The plot despite being multistrand, still works from the most paper thin of plotting, as Gold or revenge are the sole motivations for the characters seen here, with RZA’s blacksmith providing a gravely voice over generally provides any information you require regarding the various factions in play. Needless to say thanks to the sheer amount of characters involved it does get at times slightly confusing knowing who belongs with who. On the flip side of this though, the numerous characters are one of the strengths of the film, seeing how individual each one is, as RZA’s knowledge of the genre really comes into play, especially with his character design frequently giving nods to memorable characters from other Kung Fu movies, with a prime example being former WWE wrester turned MMA fighter David Bautista who here appears as Brass Body, seemingly a reworking of the steel body warlord seen in “Fist of the North Star” a film RZA has previous named as being one of his favourites. This is not however to say that every character is a copy or a reworking as the film still features plenty of truly original characters like Crowe’s Jack Knife and RZA’s titular iron armed blacksmith only add to the fun, much like the cameo’s by Pam Grier as the blacksmiths mother, aswell as Gordon Liu as his Kung Fu mentor “The Abbot” who appears in the mandatory training montage / flashback.

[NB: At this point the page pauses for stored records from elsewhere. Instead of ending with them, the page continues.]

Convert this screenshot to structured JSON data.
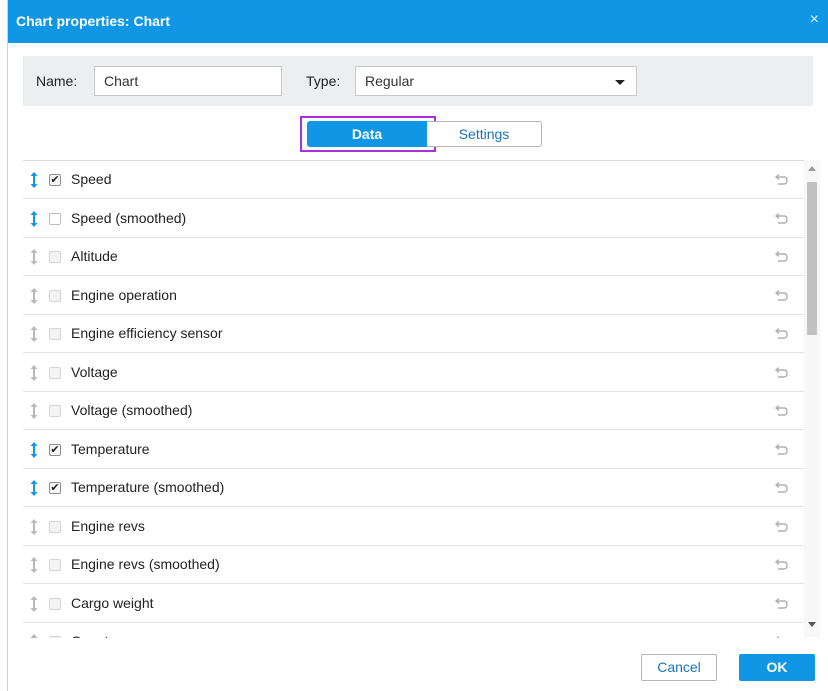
{
  "dialog": {
    "title": "Chart properties: Chart",
    "close_glyph": "×"
  },
  "form": {
    "name_label": "Name:",
    "name_value": "Chart",
    "type_label": "Type:",
    "type_value": "Regular"
  },
  "tabs": {
    "data_label": "Data",
    "settings_label": "Settings",
    "active": "Data"
  },
  "rows": [
    {
      "label": "Speed",
      "checked": true
    },
    {
      "label": "Speed (smoothed)",
      "checked": false,
      "enabled": true
    },
    {
      "label": "Altitude",
      "checked": false
    },
    {
      "label": "Engine operation",
      "checked": false
    },
    {
      "label": "Engine efficiency sensor",
      "checked": false
    },
    {
      "label": "Voltage",
      "checked": false
    },
    {
      "label": "Voltage (smoothed)",
      "checked": false
    },
    {
      "label": "Temperature",
      "checked": true
    },
    {
      "label": "Temperature (smoothed)",
      "checked": true
    },
    {
      "label": "Engine revs",
      "checked": false
    },
    {
      "label": "Engine revs (smoothed)",
      "checked": false
    },
    {
      "label": "Cargo weight",
      "checked": false
    },
    {
      "label": "Counter sensors",
      "checked": false
    }
  ],
  "footer": {
    "cancel_label": "Cancel",
    "ok_label": "OK"
  },
  "colors": {
    "accent": "#0f97e5",
    "highlight": "#a832d8",
    "handle_active": "#0f97e5",
    "handle_inactive": "#b9b9b9"
  },
  "icons": {
    "drag": "drag-handle-icon",
    "reset": "reset-icon",
    "check": "checkmark-icon"
  }
}
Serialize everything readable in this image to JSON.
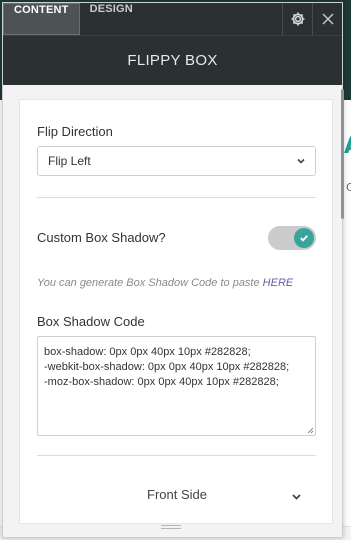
{
  "tabs": [
    {
      "label": "CONTENT",
      "active": true
    },
    {
      "label": "DESIGN",
      "active": false
    }
  ],
  "header": {
    "settings_icon": "gear-icon",
    "close_icon": "close-icon",
    "title": "FLIPPY BOX"
  },
  "form": {
    "flip_direction": {
      "label": "Flip Direction",
      "value": "Flip Left"
    },
    "custom_shadow": {
      "label": "Custom Box Shadow?",
      "enabled": true
    },
    "hint": {
      "text": "You can generate Box Shadow Code to paste ",
      "link": "HERE"
    },
    "shadow_code": {
      "label": "Box Shadow Code",
      "value": "box-shadow: 0px 0px 40px 10px #282828;\n-webkit-box-shadow: 0px 0px 40px 10px #282828;\n-moz-box-shadow: 0px 0px 40px 10px #282828;"
    },
    "section": {
      "label": "Front Side"
    }
  },
  "background": {
    "accent_glyph": "A",
    "side_glyph": "C"
  },
  "colors": {
    "panel_dark": "#2b3133",
    "toggle_on": "#39a59a",
    "link": "#6c5ba9"
  }
}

The cast all seem to be game  especially playing such frequently outlandish characters with Crowe handling most of the dramatic heavy lifting, while also getting most of the best lines in the film. Equally on form is Lucy Lui as local brothel owner Madame Blossom who also heads up her own kick ass team of female Ninja’s called “The Black Widows” as she reworks her “Kill Bill” character O-Ren Ishii with satisfying results. On the lower end of acting ability though is RZA, who while perhaps not exactly known for his acting ability is still watchable here, if still not exactly big emotion and certainly still manages to embody the role of the blacksmith aswell providing a suitably atmospheric voice over.

However the real star of the show is bone crunching fight scenes choreographed by Corey Yuen, with RZA aiming for spectacle and variety as each fight sequence is different from the next and culminating in a multi-fight brothel showdown which is very much a satisfying payoff to the film, despite RZA due to delays in shooting opting to use CGI for some of the more tricky gore aspect, which thankfully are subtle enough to go unnoticed, while Yuen’s inventive choreography provides more than an enough of an enjoyable distraction combined with some at times bold cinematography make for a powerful combination.

rue this film may have its flaws, but for the established ans of Hong Kong cinema they will find much to enjoy here, especially when the film is so stylistically close to its source material, yet still original enough to hold to eliminate any feelings of Déjà vu and compared to some of the films which have made this years “Best Film” list for the Oscars / BAFTA’s I would say with a perhaps a couple of exceptions (Django unchained being a main one) that this was a much more entertaining film and one I would love to revisit, over enduring one of those films again.